Product moment correlation coefficient
Product Moment Correlation Coefficient
Definition
- The product moment correlation coefficient (PMCC), also known as Pearson’s correlation coefficient (r), quantifies the strength and direction of the linear relationship between two variables.
- It ranges from -1 to 1, where 1 denotes a perfect positive correlation, -1 a perfect negative, and 0 indicates no linear relationship.
- A positive value suggests that as one variable increases, the other variable also increases. Conversely, a negative value suggests that as one variable increases, the other decreases.
Calculation Method
- PMCC is calculated using a mathematical formula:
- r = Σ[(xi - x̄)(yi - ȳ)] / sqrt[(Σ(xi - x̄)^2)(Σ(yi - ȳ)^2)]
- Here,
- xi and yi are individual data point values
- x̄ and ȳ are mean values for each variable
- The sums (“Σ”) are over all data points.
- This formulation automatically compensates for changes in scale, making the PMCC a unitless measure.
Interpretation
- The PMCC can be used to interpret the strength and direction of the linear relationship:
- A strong correlation is when the absolute value of r is close to 1.
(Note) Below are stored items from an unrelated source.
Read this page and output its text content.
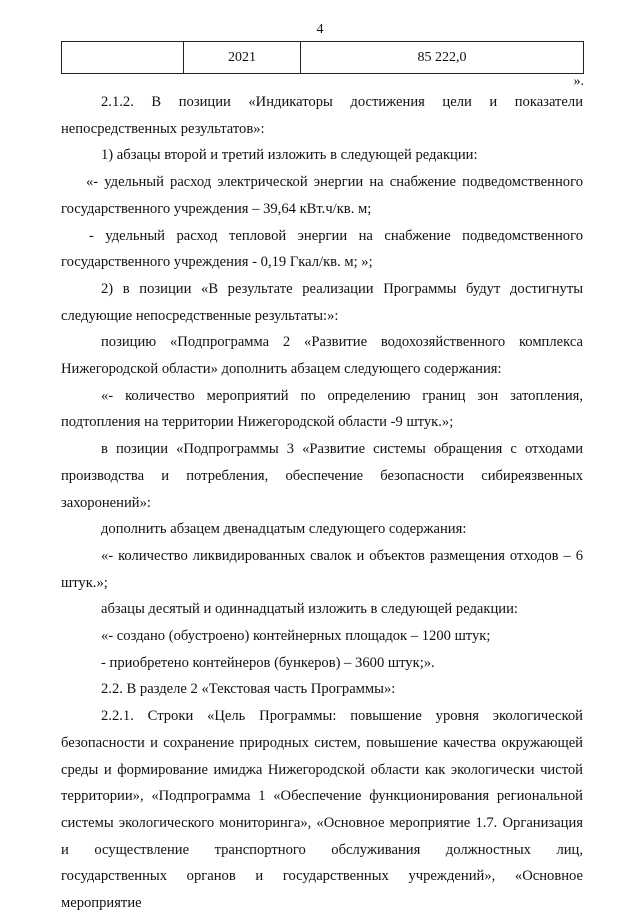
4
	2021	85 222,0
».

2.1.2. В позиции «Индикаторы достижения цели и показатели непосредственных результатов»:

1) абзацы второй и третий изложить в следующей редакции:

«- удельный расход электрической энергии на снабжение подведомственного государственного учреждения – 39,64 кВт.ч/кв. м;

- удельный расход тепловой энергии на снабжение подведомственного государственного учреждения - 0,19 Гкал/кв. м; »;

2) в позиции «В результате реализации Программы будут достигнуты следующие непосредственные результаты:»:

позицию «Подпрограмма 2 «Развитие водохозяйственного комплекса Нижегородской области» дополнить абзацем следующего содержания:

«- количество мероприятий по определению границ зон затопления, подтопления на территории Нижегородской области -9 штук.»;

в позиции «Подпрограммы 3 «Развитие системы обращения с отходами производства и потребления, обеспечение безопасности сибиреязвенных захоронений»:

дополнить абзацем двенадцатым следующего содержания:

«- количество ликвидированных свалок и объектов размещения отходов – 6 штук.»;

абзацы десятый и одиннадцатый изложить в следующей редакции:

«- создано (обустроено) контейнерных площадок – 1200 штук;

- приобретено контейнеров (бункеров) – 3600 штук;».

2.2. В разделе 2 «Текстовая часть Программы»:

2.2.1. Строки «Цель Программы: повышение уровня экологической безопасности и сохранение природных систем, повышение качества окружающей среды и формирование имиджа Нижегородской области как экологически чистой территории», «Подпрограмма 1 «Обеспечение функционирования региональной системы экологического мониторинга», «Основное мероприятие 1.7. Организация и осуществление транспортного обслуживания должностных лиц, государственных органов и государственных учреждений», «Основное мероприятие
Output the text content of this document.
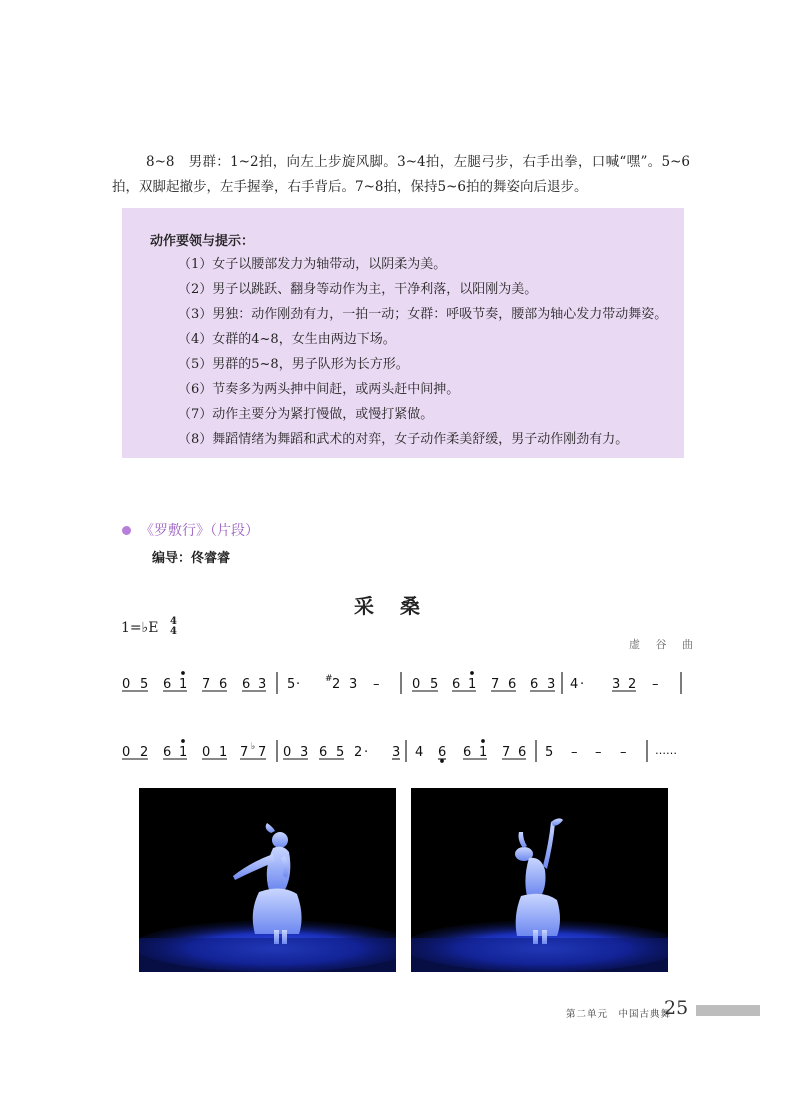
8~8　男群：1~2拍，向左上步旋风脚。3~4拍，左腿弓步，右手出拳，口喊“嘿”。5~6拍，双脚起撤步，左手握拳，右手背后。7~8拍，保持5~6拍的舞姿向后退步。

动作要领与提示：
（1）女子以腰部发力为轴带动，以阴柔为美。
（2）男子以跳跃、翻身等动作为主，干净利落，以阳刚为美。
（3）男独：动作刚劲有力，一拍一动；女群：呼吸节奏，腰部为轴心发力带动舞姿。
（4）女群的4~8，女生由两边下场。
（5）男群的5~8，男子队形为长方形。
（6）节奏多为两头抻中间赶，或两头赶中间抻。
（7）动作主要分为紧打慢做，或慢打紧做。
（8）舞蹈情绪为舞蹈和武术的对弈，女子动作柔美舒缓，男子动作刚劲有力。
《罗敷行》（片段）
编导：佟睿睿
采桑
1=♭E 4
4
虚 谷 曲
0 5 6 1 7 6 6 3 5 ·	# 2 3 –	0 5 6 1 7 6 6 3 4 · 3 2 –
0 2 6 1 0 1 7 ♭ 7 0 3 6 5 2 · 3 4 6 6 1 7 6 5 – – –	……
第二单元　中国古典舞
25
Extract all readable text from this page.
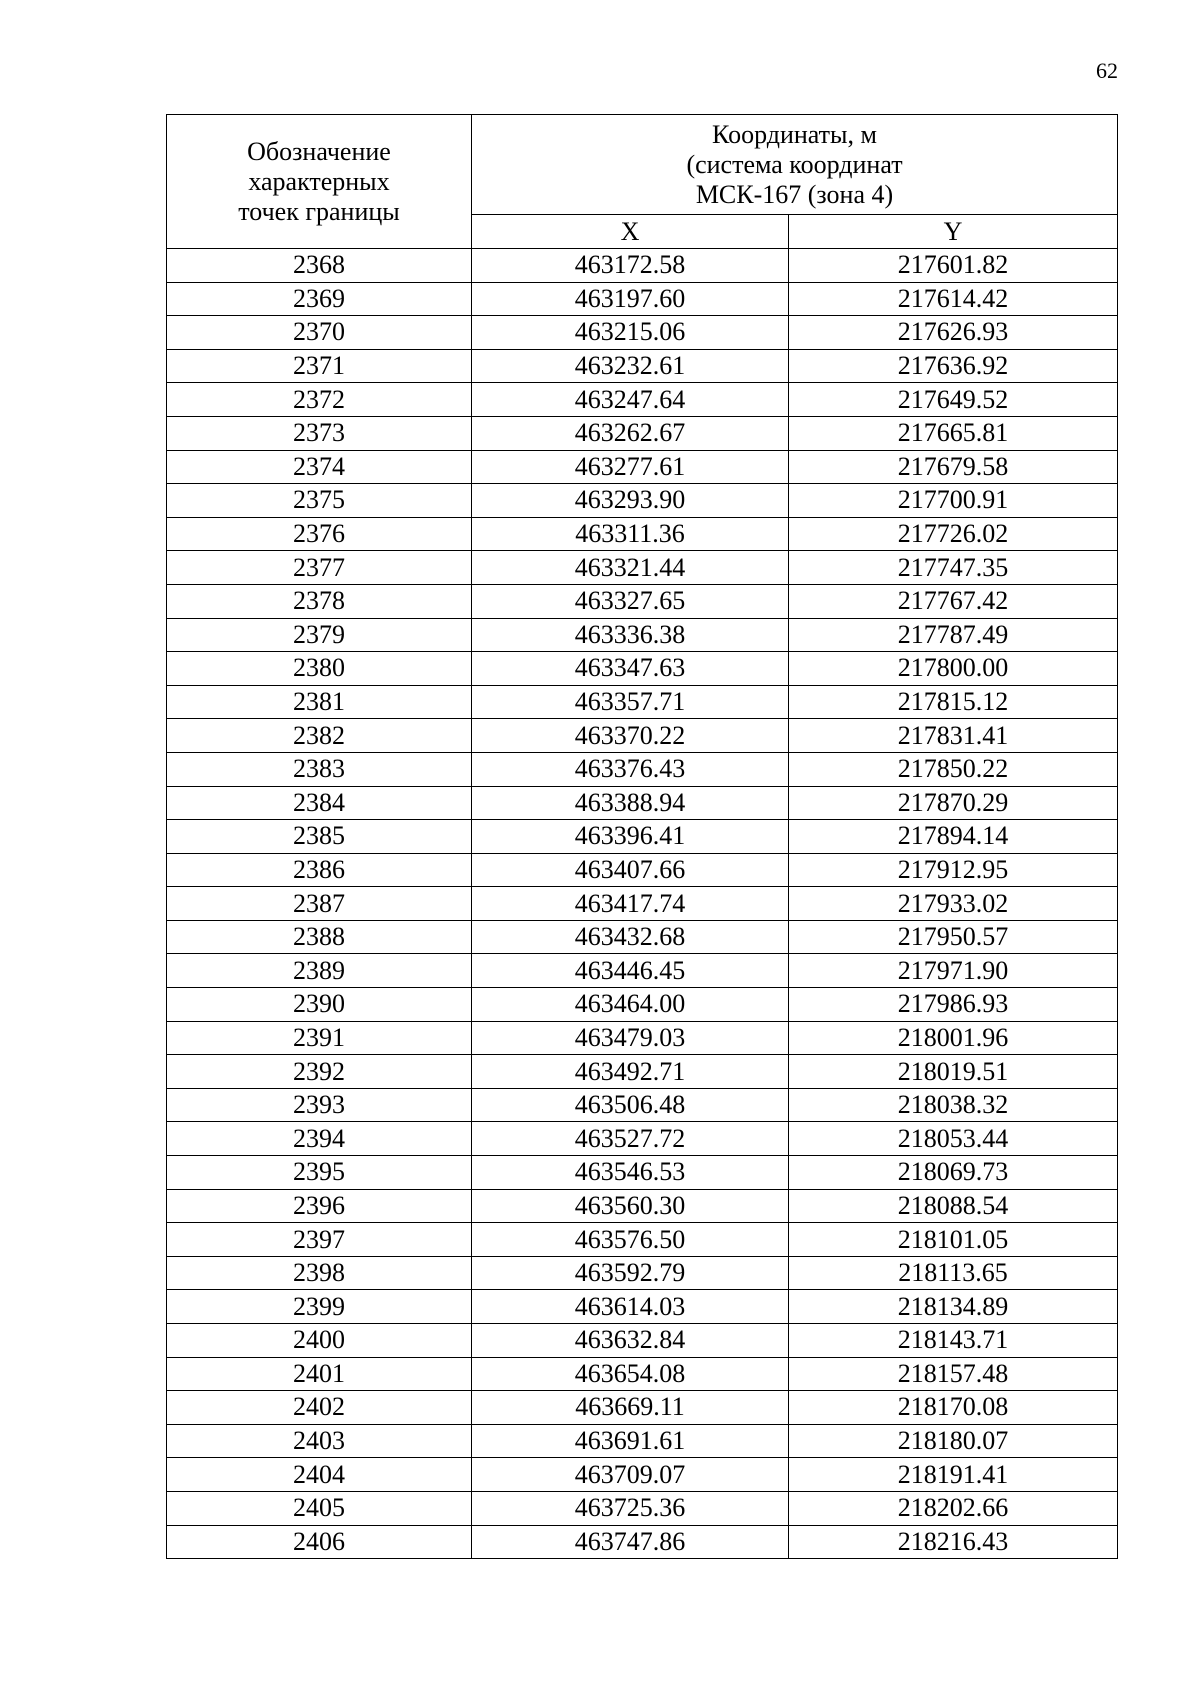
62
Обозначение
характерных
точек границы	Координаты, м
(система координат
МСК-167 (зона 4)	

	X	Y
2368	463172.58	217601.82
2369	463197.60	217614.42
2370	463215.06	217626.93
2371	463232.61	217636.92
2372	463247.64	217649.52
2373	463262.67	217665.81
2374	463277.61	217679.58
2375	463293.90	217700.91
2376	463311.36	217726.02
2377	463321.44	217747.35
2378	463327.65	217767.42
2379	463336.38	217787.49
2380	463347.63	217800.00
2381	463357.71	217815.12
2382	463370.22	217831.41
2383	463376.43	217850.22
2384	463388.94	217870.29
2385	463396.41	217894.14
2386	463407.66	217912.95
2387	463417.74	217933.02
2388	463432.68	217950.57
2389	463446.45	217971.90
2390	463464.00	217986.93
2391	463479.03	218001.96
2392	463492.71	218019.51
2393	463506.48	218038.32
2394	463527.72	218053.44
2395	463546.53	218069.73
2396	463560.30	218088.54
2397	463576.50	218101.05
2398	463592.79	218113.65
2399	463614.03	218134.89
2400	463632.84	218143.71
2401	463654.08	218157.48
2402	463669.11	218170.08
2403	463691.61	218180.07
2404	463709.07	218191.41
2405	463725.36	218202.66
2406	463747.86	218216.43
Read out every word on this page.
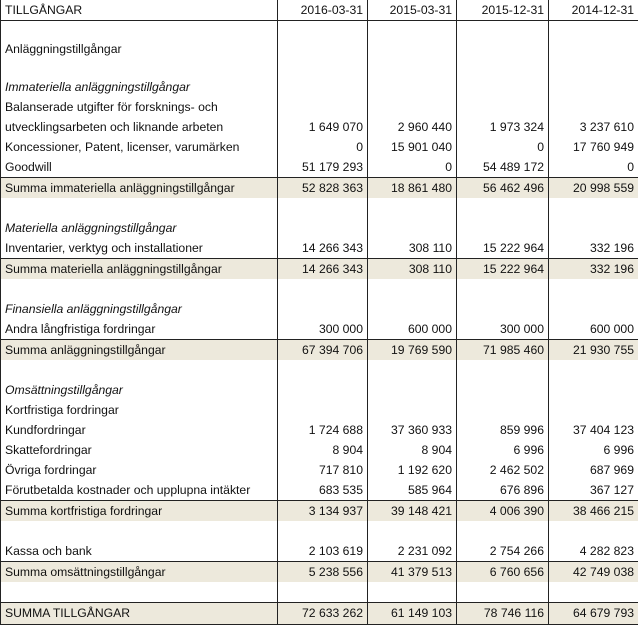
TILLGÅNGAR	2016-03-31	2015-03-31	2015-12-31	2014-12-31

Anläggningstillgångar				

Immateriella anläggningstillgångar				
Balanserade utgifter för forsknings- och				
utvecklingsarbeten och liknande arbeten	1 649 070	2 960 440	1 973 324	3 237 610
Koncessioner, Patent, licenser, varumärken	0	15 901 040	0	17 760 949
Goodwill	51 179 293	0	54 489 172	0
Summa immateriella anläggningstillgångar	52 828 363	18 861 480	56 462 496	20 998 559

Materiella anläggningstillgångar				
Inventarier, verktyg och installationer	14 266 343	308 110	15 222 964	332 196
Summa materiella anläggningstillgångar	14 266 343	308 110	15 222 964	332 196

Finansiella anläggningstillgångar				
Andra långfristiga fordringar	300 000	600 000	300 000	600 000
Summa anläggningstillgångar	67 394 706	19 769 590	71 985 460	21 930 755

Omsättningstillgångar				
Kortfristiga fordringar				
Kundfordringar	1 724 688	37 360 933	859 996	37 404 123
Skattefordringar	8 904	8 904	6 996	6 996
Övriga fordringar	717 810	1 192 620	2 462 502	687 969
Förutbetalda kostnader och upplupna intäkter	683 535	585 964	676 896	367 127
Summa kortfristiga fordringar	3 134 937	39 148 421	4 006 390	38 466 215

Kassa och bank	2 103 619	2 231 092	2 754 266	4 282 823
Summa omsättningstillgångar	5 238 556	41 379 513	6 760 656	42 749 038

SUMMA TILLGÅNGAR	72 633 262	61 149 103	78 746 116	64 679 793
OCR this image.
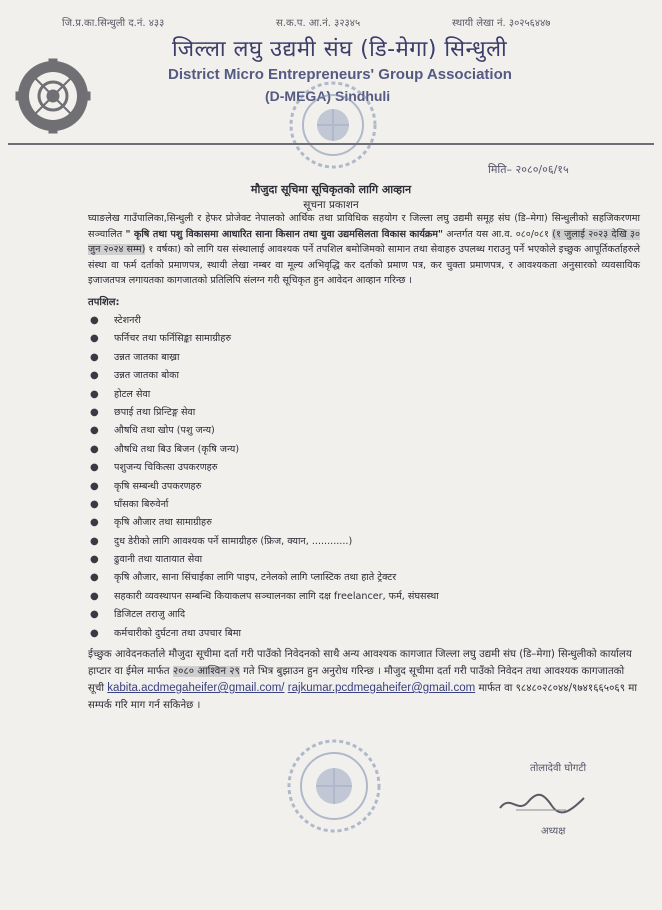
जि.प्र.का.सिन्धुली द.नं. ४३३	स.क.प. आ.नं. ३२३४५	स्थायी लेखा नं. ३०२५६४४७
जिल्ला लघु उद्यमी संघ (डि-मेगा) सिन्धुली
District Micro Entrepreneurs' Group Association
(D-MEGA) Sindhuli
मिति– २०८०/०६/१५
मौजुदा सूचिमा सूचिकृतको लागि आव्हान
सूचना प्रकाशन

घ्याङलेख गाउँपालिका,सिन्धुली र हेफर प्रोजेक्ट नेपालको आर्थिक तथा प्राविधिक सहयोग र जिल्ला लघु उद्यमी समूह संघ (डि–मेगा) सिन्धुलीको सहजिकरणमा सञ्चालित " कृषि तथा पशु विकासमा आधारित साना किसान तथा युवा उद्यमसिलता विकास कार्यक्रम" अन्तर्गत यस आ.व. ०८०/०८१ (१ जुलाई २०२३ देखि ३० जुन २०२४ सम्म) १ वर्षका) को लागि यस संस्थालाई आवश्यक पर्ने तपशिल बमोजिमको सामान तथा सेवाहरु उपलब्ध गराउनु पर्ने भएकोले इच्छुक आपूर्तिकर्ताहरुले संस्था वा फर्म दर्ताको प्रमाणपत्र, स्थायी लेखा नम्बर वा मूल्य अभिवृद्धि कर दर्ताको प्रमाण पत्र, कर चुक्ता प्रमाणपत्र, र आवश्यकता अनुसारको व्यवसायिक इजाजतपत्र लगायतका कागजातको प्रतिलिपि संलग्न गरी सूचिकृत हुन आवेदन आव्हान गरिन्छ ।

तपशिल:
● स्टेशनरी
● फर्निचर तथा फर्निसिङ्का सामाग्रीहरु
● उन्नत जातका बाख्रा
● उन्नत जातका बोका
● होटल सेवा
● छपाई तथा प्रिन्टिङ्ग सेवा
● औषधि तथा खोप (पशु जन्य)
● औषधि तथा बिउ बिजन (कृषि जन्य)
● पशुजन्य चिकित्सा उपकरणहरु
● कृषि सम्बन्धी उपकरणहरु
● घाँसका बिरुवेर्ना
● कृषि औजार तथा सामाग्रीहरु
● दुध डेरीको लागि आवश्यक पर्ने सामाग्रीहरु (फ्रिज, क्यान, ............)
● ढुवानी तथा यातायात सेवा
● कृषि औजार, साना सिंचाईका लागि पाइप, टनेलको लागि प्लास्टिक तथा हाते ट्रेक्टर
● सहकारी व्यवस्थापन सम्बन्धि कियाकलप सञ्चालनका लागि दक्ष freelancer, फर्म, संघसस्था
● डिजिटल तराजु आदि
● कर्मचारीको दुर्घटना तथा उपचार बिमा

ईच्छुक आवेदनकर्ताले मौजुदा सूचीमा दर्ता गरी पाउँको निवेदनको साथै अन्य आवश्यक कागजात जिल्ला लघु उद्यमी संघ (डि–मेगा) सिन्धुलीको कार्यालय हाप्टार वा ईमेल मार्फत २०८० आश्विन २९ गते भित्र बुझाउन हुन अनुरोध गरिन्छ । मौजुद सूचीमा दर्ता गरी पाउँको निवेदन तथा आवश्यक कागजातको सूची kabita.acdmegaheifer@gmail.com/ rajkumar.pcdmegaheifer@gmail.com मार्फत वा ९८४८०२८०४४/९७४१६६५०६९ मा सम्पर्क गरि माग गर्न सकिनेछ ।

तोलादेवी घोगटी
अध्यक्ष
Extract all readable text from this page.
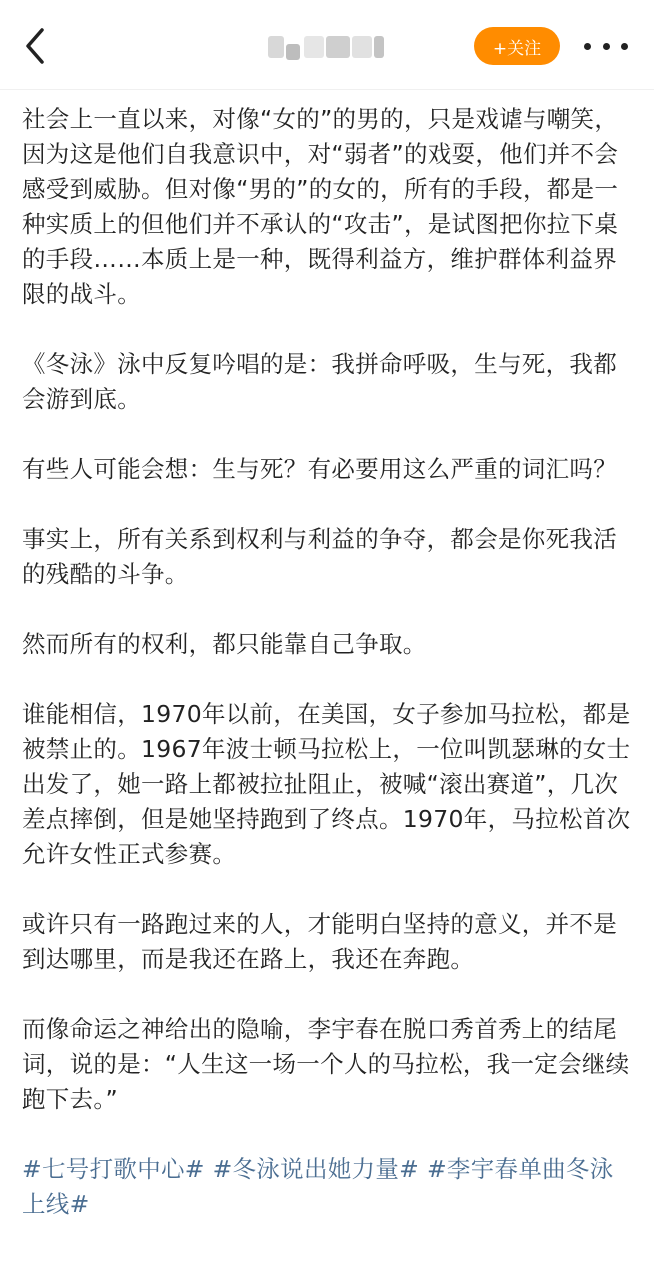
+关注

社会上一直以来，对像“女的”的男的，只是戏谑与嘲笑，因为这是他们自我意识中，对“弱者”的戏耍，他们并不会感受到威胁。但对像“男的”的女的，所有的手段，都是一种实质上的但他们并不承认的“攻击”，是试图把你拉下桌的手段……本质上是一种，既得利益方，维护群体利益界限的战斗。

《冬泳》泳中反复吟唱的是：我拼命呼吸，生与死，我都会游到底。

有些人可能会想：生与死？有必要用这么严重的词汇吗？

事实上，所有关系到权利与利益的争夺，都会是你死我活的残酷的斗争。

然而所有的权利，都只能靠自己争取。

谁能相信，1970年以前，在美国，女子参加马拉松，都是被禁止的。1967年波士顿马拉松上，一位叫凯瑟琳的女士出发了，她一路上都被拉扯阻止，被喊“滚出赛道”，几次差点摔倒，但是她坚持跑到了终点。1970年，马拉松首次允许女性正式参赛。

或许只有一路跑过来的人，才能明白坚持的意义，并不是到达哪里，而是我还在路上，我还在奔跑。

而像命运之神给出的隐喻，李宇春在脱口秀首秀上的结尾词，说的是：“人生这一场一个人的马拉松，我一定会继续跑下去。”

#七号打歌中心# #冬泳说出她力量# #李宇春单曲冬泳上线#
- A weak correlation is when the absolute value of r is far from 1.
- A positive correlation is indicated by a positive r.
- A negative correlation is indicated by a negative r.
- The PMCC, on its own, does not establish causal relationships.
- Observing a PMCC of 0 does not rule out other possible types of relationships (e.g., quadratic or exponential relationships).
Limitations
- The PMCC can only measure linear relationships. It’s unable to detect more complex relationship patterns.
- It is sensitive to outliers, a single outlier can dramatically influence the coefficient.
- It only considers pairwise relationships – cannot capture multiple variable interactions.
Remember, practice and understanding the principle behind the math are crucial while revising product moment correlation coefficient. Try to solve multiple questions and case studies to familiarise yourself with different scenarios.